SYSCALL_DEFINE3(bpf, int, cmd, union bpf_attr __user *, uattr, unsigned int, size) {
  switch (cmd) {
  case BPF_RAW_TRACEPOINT_OPEN:
    err = bpf_raw_tracepoint_open(&attr) {
      err = bpf_link_prime(&link->link, &link_primer);
      if (err) {
        kfree(link);
        goto out_put_btp;
      }
      err = bpf_probe_register(link->btp, prog) {
        return __bpf_probe_register(btp, prog) {
          return tracepoint_probe_register(tp, (void *)btp->bpf_func, prog) {
            return tracepoint_probe_register_prio(tp, probe, data, TRACEPOINT_DEFAULT_PRIO) {
              mutex_lock(&tracepoints_mutex); // Serialization start.
              ret = tracepoint_add_func(tp, &tp_func, prio) {
                old = func_add(&tp_funcs, func, prio); // Returns -EEXIST.
                if (IS_ERR(old)) {
                  WARN_ON_ONCE(PTR_ERR(old) != -ENOMEM); // Crashes due to warn_on_paic==1.
                  return PTR_ERR(old); // Returns -EEXIST.
                }
              }
              mutex_unlock(&tracepoints_mutex); // Serialization end.
              return ret; // Returns -EEXIST.
            }
          }
        }
      }
      if (err) {
        bpf_link_cleanup(&link_primer); // Reject if func_add() returned -EEXIST.
        goto out_put_btp;
      }
      return bpf_link_settle(&link_primer);
    }
    break;
  }
  return ret; // Returns -EEXIST to the userspace.
}

On 2021/06/27 0:41, Steven Rostedt wrote:
>>   (1) func_add() can reject an attempt to add same tracepoint multiple times
>>       by returning -EEXIST to the caller.
>>   (2) But tracepoint_add_func() (the caller of func_add()) is calling WARN_ON_ONCE()
>>       if func_add() returned -EEXIST.
> 
> That's because (before BPF) there's no place in the kernel that tries
> to register the same tracepoint multiple times, and was considered a
> bug if it happened, because there's no ref counters to deal with adding
> them multiple times.

I see. But does that make sense? Since func_add() can fail with -ENOMEM,
all places (even before BPF) needs to be prepared for failures.

> 
> If the tracepoint is already registered (with the given function and
> data), then something likely went wrong.
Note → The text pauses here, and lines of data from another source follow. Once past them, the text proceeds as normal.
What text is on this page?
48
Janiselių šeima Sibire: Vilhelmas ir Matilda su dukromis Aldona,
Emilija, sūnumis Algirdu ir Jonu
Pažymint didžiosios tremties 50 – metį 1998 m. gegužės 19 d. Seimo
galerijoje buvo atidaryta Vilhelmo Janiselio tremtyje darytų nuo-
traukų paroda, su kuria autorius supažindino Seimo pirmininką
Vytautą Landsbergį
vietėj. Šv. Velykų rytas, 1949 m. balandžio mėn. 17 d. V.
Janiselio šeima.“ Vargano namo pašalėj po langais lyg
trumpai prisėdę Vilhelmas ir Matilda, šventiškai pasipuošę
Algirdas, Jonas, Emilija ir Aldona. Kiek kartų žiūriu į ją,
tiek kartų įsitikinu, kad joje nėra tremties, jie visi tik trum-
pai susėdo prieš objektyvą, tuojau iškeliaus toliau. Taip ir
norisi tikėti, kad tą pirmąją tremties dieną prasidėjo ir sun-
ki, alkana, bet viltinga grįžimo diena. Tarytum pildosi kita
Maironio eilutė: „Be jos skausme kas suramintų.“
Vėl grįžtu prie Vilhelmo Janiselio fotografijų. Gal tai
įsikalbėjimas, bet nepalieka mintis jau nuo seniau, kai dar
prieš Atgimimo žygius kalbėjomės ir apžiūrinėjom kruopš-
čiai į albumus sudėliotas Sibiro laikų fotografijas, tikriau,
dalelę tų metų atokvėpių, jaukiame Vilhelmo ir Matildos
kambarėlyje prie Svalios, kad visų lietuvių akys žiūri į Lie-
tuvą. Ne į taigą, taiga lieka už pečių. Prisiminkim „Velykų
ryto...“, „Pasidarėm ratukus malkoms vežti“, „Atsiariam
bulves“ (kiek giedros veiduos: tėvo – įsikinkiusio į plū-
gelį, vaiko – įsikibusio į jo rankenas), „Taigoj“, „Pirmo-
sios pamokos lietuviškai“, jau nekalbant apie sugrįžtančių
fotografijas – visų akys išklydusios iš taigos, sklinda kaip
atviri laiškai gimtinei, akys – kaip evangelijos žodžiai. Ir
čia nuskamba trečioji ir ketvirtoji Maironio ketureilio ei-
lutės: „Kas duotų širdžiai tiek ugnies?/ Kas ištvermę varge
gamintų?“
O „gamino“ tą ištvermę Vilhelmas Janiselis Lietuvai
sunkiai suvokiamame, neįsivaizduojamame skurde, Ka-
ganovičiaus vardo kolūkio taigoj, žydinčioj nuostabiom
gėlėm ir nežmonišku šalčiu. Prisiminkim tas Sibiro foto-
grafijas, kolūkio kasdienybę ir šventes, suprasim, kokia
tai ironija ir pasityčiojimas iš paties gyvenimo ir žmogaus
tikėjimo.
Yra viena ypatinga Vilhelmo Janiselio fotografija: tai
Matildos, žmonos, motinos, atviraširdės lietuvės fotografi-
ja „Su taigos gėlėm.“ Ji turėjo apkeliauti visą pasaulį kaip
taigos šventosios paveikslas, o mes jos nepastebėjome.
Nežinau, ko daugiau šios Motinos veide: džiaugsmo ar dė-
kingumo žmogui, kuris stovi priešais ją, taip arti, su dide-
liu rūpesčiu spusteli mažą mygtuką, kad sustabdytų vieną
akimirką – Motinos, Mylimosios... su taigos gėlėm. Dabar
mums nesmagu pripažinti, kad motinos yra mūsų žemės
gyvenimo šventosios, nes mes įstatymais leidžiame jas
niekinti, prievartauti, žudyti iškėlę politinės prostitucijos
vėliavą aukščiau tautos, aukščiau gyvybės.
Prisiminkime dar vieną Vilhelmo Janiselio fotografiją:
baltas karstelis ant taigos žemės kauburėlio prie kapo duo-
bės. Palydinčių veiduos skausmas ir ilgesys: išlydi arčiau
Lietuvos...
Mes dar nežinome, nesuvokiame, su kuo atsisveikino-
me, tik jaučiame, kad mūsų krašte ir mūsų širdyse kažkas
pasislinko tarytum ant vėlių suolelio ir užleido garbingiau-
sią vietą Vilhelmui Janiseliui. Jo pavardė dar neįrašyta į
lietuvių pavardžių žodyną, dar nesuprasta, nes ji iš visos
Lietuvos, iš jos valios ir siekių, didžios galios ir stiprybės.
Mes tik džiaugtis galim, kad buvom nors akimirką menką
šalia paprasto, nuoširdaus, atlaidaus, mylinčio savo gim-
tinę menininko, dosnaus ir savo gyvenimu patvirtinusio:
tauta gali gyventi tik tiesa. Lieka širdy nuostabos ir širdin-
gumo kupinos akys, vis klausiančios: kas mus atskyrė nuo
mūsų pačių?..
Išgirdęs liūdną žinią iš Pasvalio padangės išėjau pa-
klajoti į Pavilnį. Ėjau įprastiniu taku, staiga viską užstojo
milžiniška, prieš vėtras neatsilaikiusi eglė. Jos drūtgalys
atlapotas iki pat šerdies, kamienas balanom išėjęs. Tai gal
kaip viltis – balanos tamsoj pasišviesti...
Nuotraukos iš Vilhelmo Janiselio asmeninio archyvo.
That can be prepared on the caller side of tracepoint_add_func() rather than
tracepoint_add_func() side.

> 
>>   (3) And tracepoint_add_func() is triggerable via request from userspace.
> 
> Only via BPF correct?
> 
> I'm not sure how it works, but can't BPF catch that it is registering
> the same tracepoint again?

There is no chance to check whether some tracepoint is already registered, for
tracepoints_mutex is the only lock which gives us a chance to check whether
some tracepoint is already registered.

Should bpf() syscall hold a global lock (like tracepoints_mutex) which will serialize
the entire code in order to check whether some tracepoint is already registered?
That might severely damage concurrency.